The skill exposes flowgraph building blocks (sources, filters, demodulators, sinks) and lets you connect them in a top_block topology. Embedded Python sync blocks can inspect samples, attach metadata tags (for example a GF(3) trit), and pass complex/float streams through processing stages.

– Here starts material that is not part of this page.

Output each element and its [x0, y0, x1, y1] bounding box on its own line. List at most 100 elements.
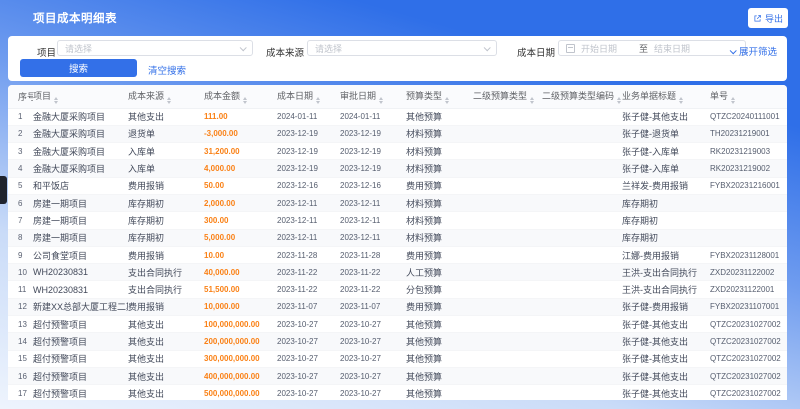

It supports common SDR hardware (RTL-SDR, HackRF, USRP, Pluto, Lime) and includes examples for FM receive, spectrum analysis, and streaming audio to MPD via a FIFO.

When to use it

  • Prototyping an FM/AM/SSB receiver with real SDR hardware
  • Building a spectrum analyzer or waterfall visualization with FFT output
  • Tagging streams with metadata for downstream processing or classification
  • Streaming demodulated audio to a music player or media pipeline
  • Creating custom DSP blocks in Python for rapid iteration

Best practices

  • Use sample-rate aware filters and decimation to reduce CPU load before heavy processing
  • Tag metadata at block boundaries to preserve provenance (frequency, trit, timestamp)
  • Prefer vectorized FFT and block primitives for large transforms to improve throughput
  • Isolate platform-specific device setup (osmosdr/Soapy) so flowgraph code remains portable
  • Test Python sync blocks with synthetic sources before connecting live hardware

Example use cases

  • FM radio receiver: RTL-SDR source → low-pass filter → WBFM demod → audio sink for headphone playback
  • Spectrum analyzer: grab complex samples → stream_to_vector → FFT → magnitude → websocket or JSON export
  • Audio streaming bridge: demodulate audio → write to FIFO → instruct MPD to play the FIFO
  • Custom tagging block: attach frequency-band trit metadata for routing or visualization
  • Out-of-tree module development: scaffold new Python block modules and install with gr_modtool

FAQ

Which SDR devices are supported?

Common devices are supported: RTL-SDR, HackRF, USRP, PlutoSDR, and LimeSDR via osmosdr/Soapy backends.

How do I add custom Python DSP logic?

Create an embedded sync_block with in_sig/out_sig, implement work(), and add_item_tag() for metadata. Use gr_modtool to scaffold and install an OOT module.